Pensione contributiva: è troppo penalizzante
La pensione contributiva spetta a coloro il cui primo contributo è stato versato dal 1° gennaio 1996 in poi. Si tratta di una pensione con normative diverse rispetto alle pensioni esistenti in precedenza. Istituita dalla riforma Dini nel 1995 la pensione contributiva aveva come scopo principale quello di contenere e rendere sostenibile la spesa pensionistica. Per effetto della sua, relativa, giovane età attualmente interessa un numero non elevato di lavoratori, ma con il tempo sarà, salvo variazioni legislative, l’unica pensione esistente. Rispetto alle precedenti pensioni, questa si differenzia particolarmente per:
1) il sistema di calcolo;
2) l’ istituzione dell’importo-soglia;
3) la mancanza del trattamento minimo.
Tutte norme, che penalizzano i lavoratori, particolarmente coloro la cui vita lavorativa ha riservato basse retribuzioni. Vediamo la diversità delle norme esistenti:
A) pensione di vecchiaia “ retributiva”: attualmente 67 anni di età e almeno 20 anni di contributi. Il calcolo è retributivo e prevede integrazione al minimo (reddito permettendo);
B) pensione di vecchiaia “contributiva”: con 67 anni di età e almeno 20 anni di contributi, ma non sono sufficienti se non si sono versati contributi per un importo di pensione non inferiore a 755 euro al mese per 13 mensilità. ( importo-soglia). Non avendo versato l’importo-soglia non è possibile percepire la pensione prima del compimento del 71° anno di età. Da questa età verrà corrisposto quanto versato a condizione, che vi siano almeno 5 anni di contribuzione effettiva. Questa pensione non prevede l’integrazione al minimo.
Il calcolo contributivo, rispetto al retributivo, non prende a riferimento le ultime retribuzioni ma tutta le contribuzione versata nella vita lavorativa. Di conseguenza è meno vantaggioso rispetto al calcolo retributivo ma più logico rendendo quindi più sostenibile la spesa pensionistica. Riguarda tutti i lavoratori a partire dal 1° gennaio 2012. Le altre due normative, non riguardano tutti i lavoratori, ma sono particolarmente penalizzanti. Con 20 anni di contributi, o poco più, l’importo difficilmente è superiore all’importo- soglia, quindi l’età per la pensione salirà oltre i 67 anni. Andare in pensione, con un importo insignificante, in quanto non è prevista la possibilità di ottenere un importo minimo è veramente eccessivo.
La situazione attuale è un impedimento alla percezione di una pensione dignitosa per quei lavoratori, principalmente donne, che hanno avuto una vita lavorativa fatta di lavori saltuari oppure basse retribuzioni come i contratti a part-time. La soluzione che auspica il sindacato è quella di una riforma che preveda l’eliminazione dell’importo- soglia con la conseguente possibilità di ottenere l’integrazione al trattamento minimo.
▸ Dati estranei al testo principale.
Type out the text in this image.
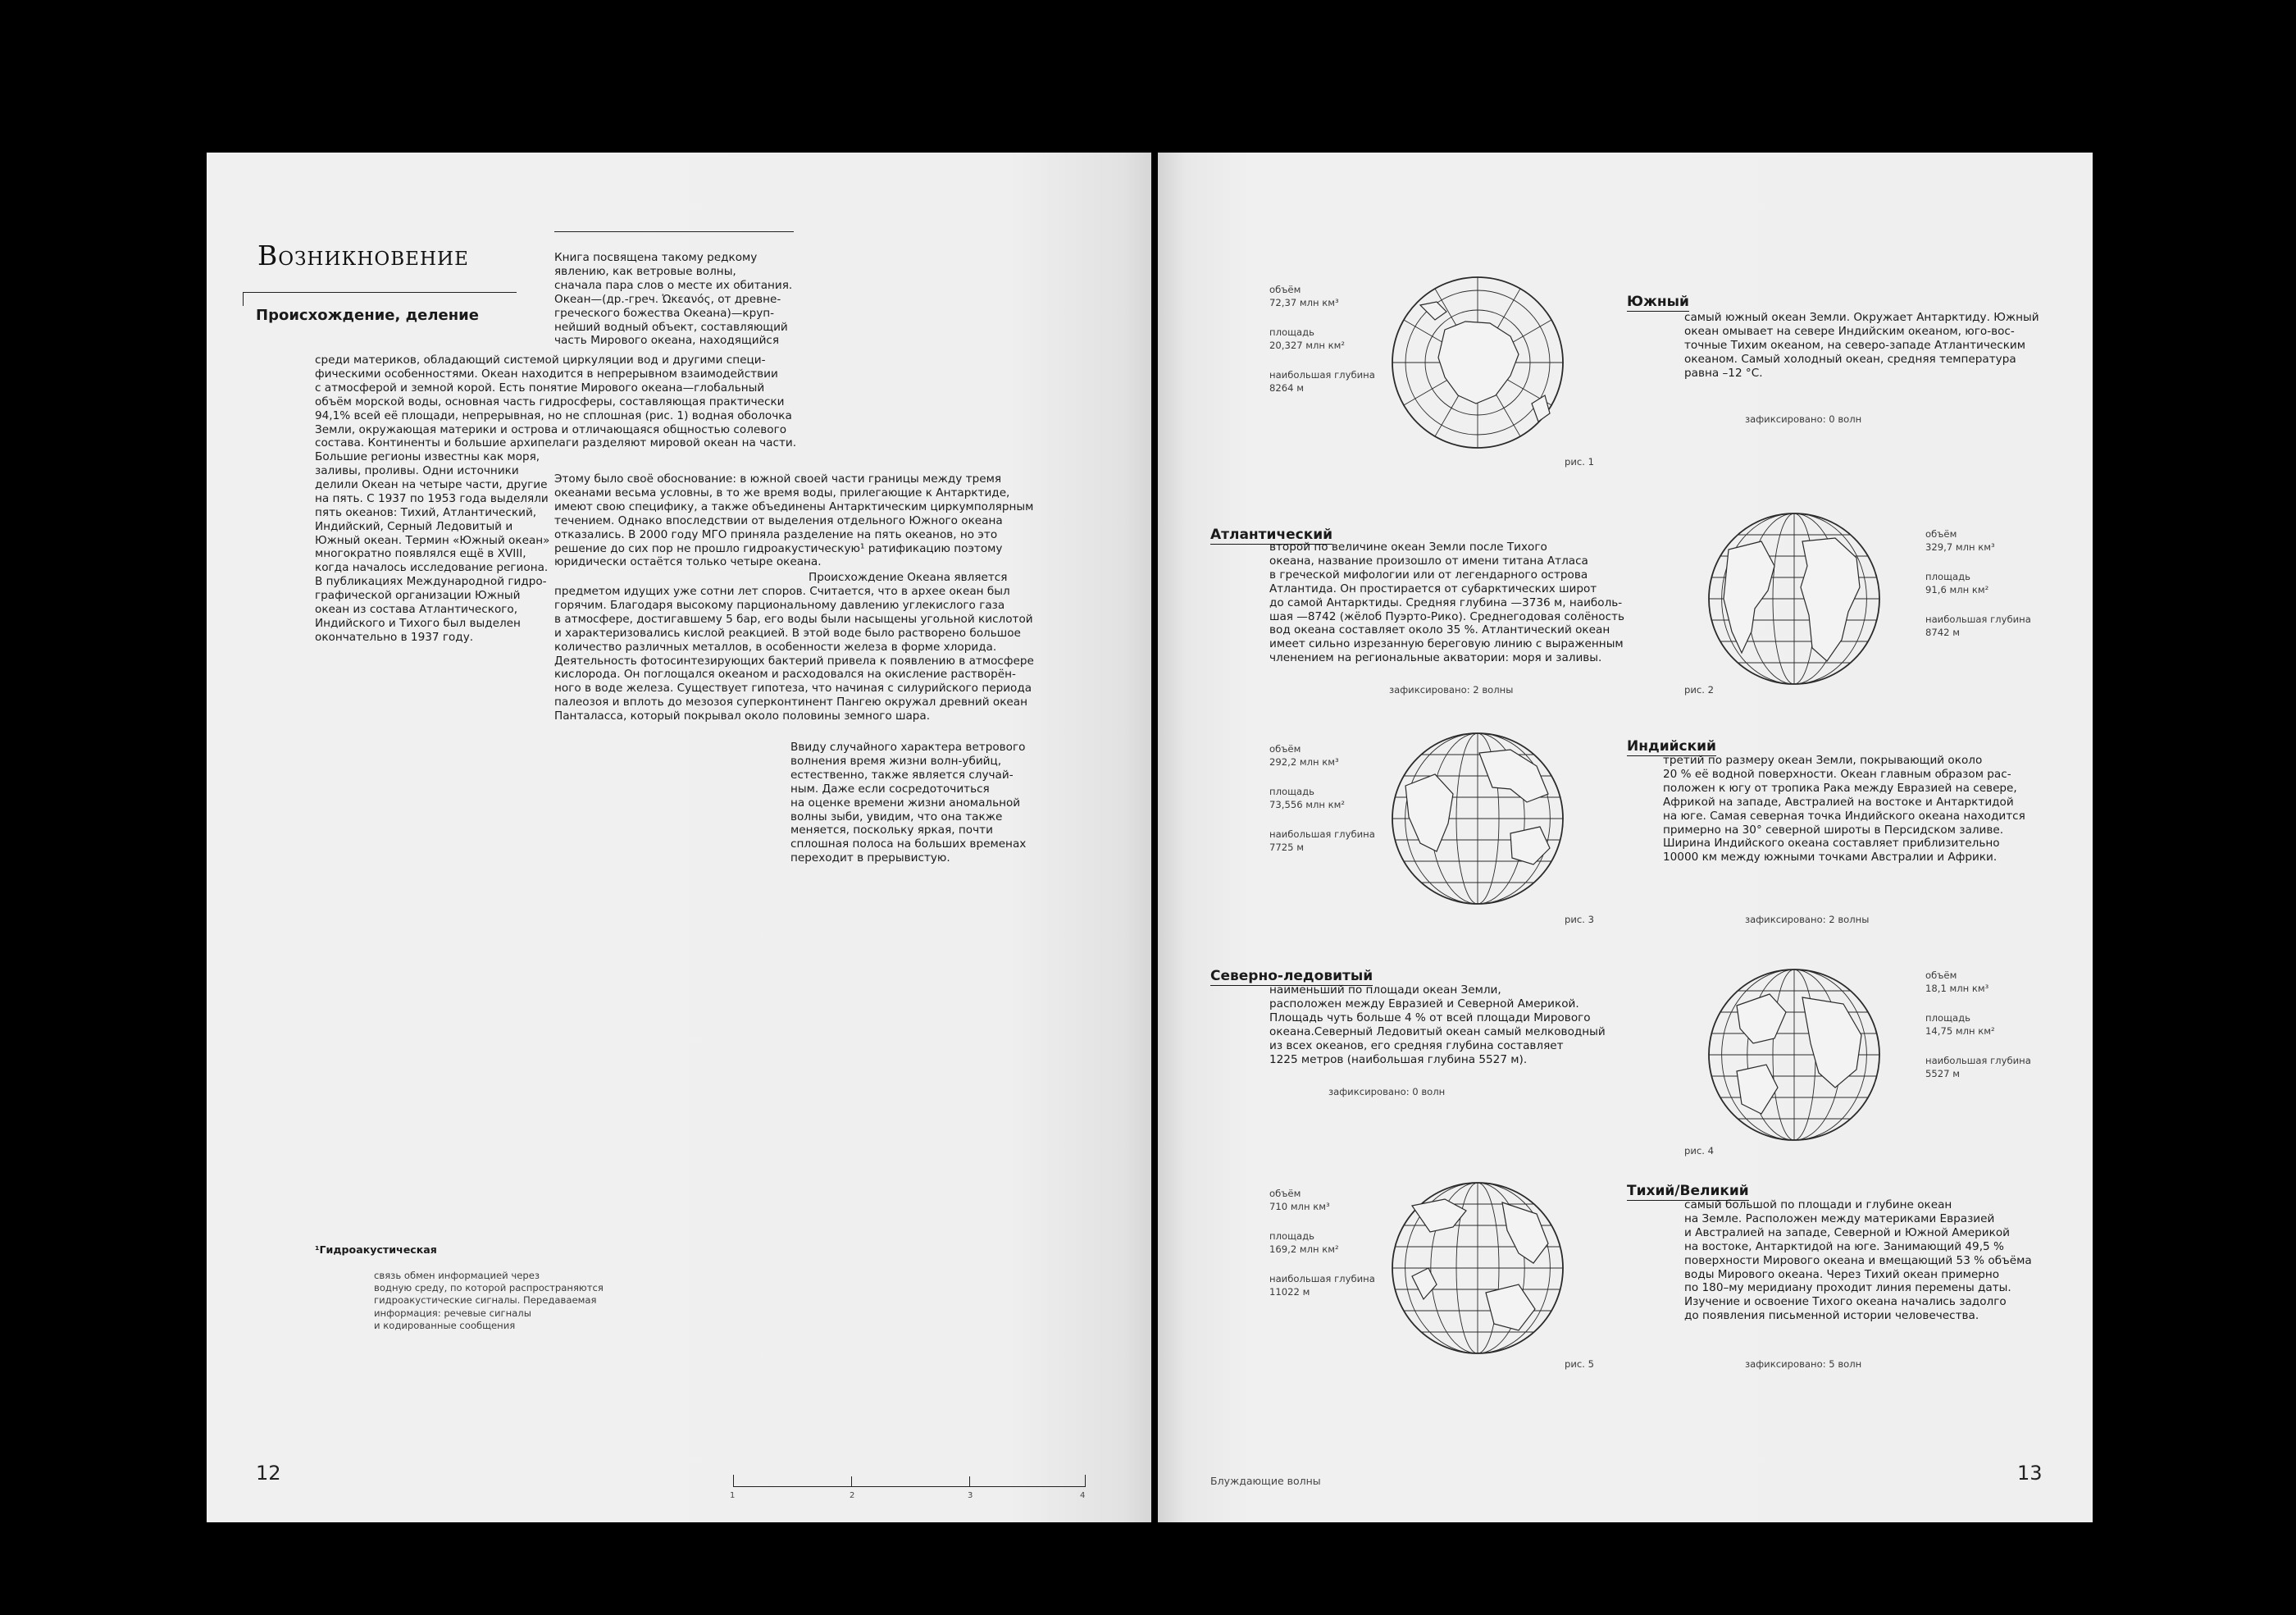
Возникновение
Происхождение, деление
Книга посвящена такому редкому
явлению, как ветровые волны,
сначала пара слов о месте их обитания.
Океан—(др.-греч. Ὠκεανός, от древне-
греческого божества Океана)—круп-
нейший водный объект, составляющий
часть Мирового океана, находящийся
среди материков, обладающий системой циркуляции вод и другими специ-
фическими особенностями. Океан находится в непрерывном взаимодействии
с атмосферой и земной корой. Есть понятие Мирового океана—глобальный
объём морской воды, основная часть гидросферы, составляющая практически
94,1% всей её площади, непрерывная, но не сплошная (рис. 1) водная оболочка
Земли, окружающая материки и острова и отличающаяся общностью солевого
состава. Континенты и большие архипелаги разделяют мировой океан на части.
Большие регионы известны как моря,
заливы, проливы. Одни источники
делили Океан на четыре части, другие
на пять. С 1937 по 1953 года выделяли
пять океанов: Тихий, Атлантический,
Индийский, Серный Ледовитый и
Южный океан. Термин «Южный океан»
многократно появлялся ещё в XVIII,
когда началось исследование региона.
В публикациях Международной гидро-
графической организации Южный
океан из состава Атлантического,
Индийского и Тихого был выделен
окончательно в 1937 году.
Этому было своё обоснование: в южной своей части границы между тремя
океанами весьма условны, в то же время воды, прилегающие к Антарктиде,
имеют свою специфику, а также объединены Антарктическим циркумполярным
течением. Однако впоследствии от выделения отдельного Южного океана
отказались. В 2000 году МГО приняла разделение на пять океанов, но это
решение до сих пор не прошло гидроакустическую¹ ратификацию поэтому
юридически остаётся только четыре океана.
Происхождение Океана является
предметом идущих уже сотни лет споров. Считается, что в архее океан был
горячим. Благодаря высокому парциональному давлению углекислого газа
в атмосфере, достигавшему 5 бар, его воды были насыщены угольной кислотой
и характеризовались кислой реакцией. В этой воде было растворено большое
количество различных металлов, в особенности железа в форме хлорида.
Деятельность фотосинтезирующих бактерий привела к появлению в атмосфере
кислорода. Он поглощался океаном и расходовался на окисление растворён-
ного в воде железа. Существует гипотеза, что начиная с силурийского периода
палеозоя и вплоть до мезозоя суперконтинент Пангею окружал древний океан
Панталасса, который покрывал около половины земного шара.
Ввиду случайного характера ветрового
волнения время жизни волн-убийц,
естественно, также является случай-
ным. Даже если сосредоточиться
на оценке времени жизни аномальной
волны зыби, увидим, что она также
меняется, поскольку яркая, почти
сплошная полоса на больших временах
переходит в прерывистую.
¹Гидроакустическая
связь обмен информацией через
водную среду, по которой распространяются
гидроакустические сигналы. Передаваемая
информация: речевые сигналы
и кодированные сообщения
12
1	2	3	4
объём
72,37 млн км³
площадь
20,327 млн км²
наибольшая глубина
8264 м
рис. 1
Южный
самый южный океан Земли. Окружает Антарктиду. Южный
океан омывает на севере Индийским океаном, юго-вос-
точные Тихим океаном, на северо-западе Атлантическим
океаном. Самый холодный океан, средняя температура
равна –12 °C.
зафиксировано: 0 волн
Атлантический
второй по величине океан Земли после Тихого
океана, название произошло от имени титана Атласа
в греческой мифологии или от легендарного острова
Атлантида. Он простирается от субарктических широт
до самой Антарктиды. Средняя глубина —3736 м, наиболь-
шая —8742 (жёлоб Пуэрто-Рико). Среднегодовая солёность
вод океана составляет около 35 %. Атлантический океан
имеет сильно изрезанную береговую линию с выраженным
членением на региональные акватории: моря и заливы.
зафиксировано: 2 волны	рис. 2
объём
329,7 млн км³
площадь
91,6 млн км²
наибольшая глубина
8742 м
объём
292,2 млн км³
площадь
73,556 млн км²
наибольшая глубина
7725 м
рис. 3
Индийский
третий по размеру океан Земли, покрывающий около
20 % её водной поверхности. Океан главным образом рас-
положен к югу от тропика Рака между Евразией на севере,
Африкой на западе, Австралией на востоке и Антарктидой
на юге. Самая северная точка Индийского океана находится
примерно на 30° северной широты в Персидском заливе.
Ширина Индийского океана составляет приблизительно
10000 км между южными точками Австралии и Африки.
зафиксировано: 2 волны
Северно-ледовитый
наименьший по площади океан Земли,
расположен между Евразией и Северной Америкой.
Площадь чуть больше 4 % от всей площади Мирового
океана.Северный Ледовитый океан самый мелководный
из всех океанов, его средняя глубина составляет
1225 метров (наибольшая глубина 5527 м).
зафиксировано: 0 волн
рис. 4
объём
18,1 млн км³
площадь
14,75 млн км²
наибольшая глубина
5527 м
объём
710 млн км³
площадь
169,2 млн км²
наибольшая глубина
11022 м
рис. 5
Тихий/Великий
самый большой по площади и глубине океан
на Земле. Расположен между материками Евразией
и Австралией на западе, Северной и Южной Америкой
на востоке, Антарктидой на юге. Занимающий 49,5 %
поверхности Мирового океана и вмещающий 53 % объёма
воды Мирового океана. Через Тихий океан примерно
по 180–му меридиану проходит линия перемены даты.
Изучение и освоение Тихого океана начались задолго
до появления письменной истории человечества.
зафиксировано: 5 волн
Блуждающие волны	13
Attualmente il lavoro, particolarmente per i giovani e per le donne è sempre più saltuario e con basse retribuzioni. Questo fatto va tenuto presente anche in prospettiva pensionistica. Sta alla politica e alle parti sociali valutare la possibilità di istituire delle norme che permettano, a questi soggetti, di ottenere, a determinate condizioni una maggior copertura contributiva.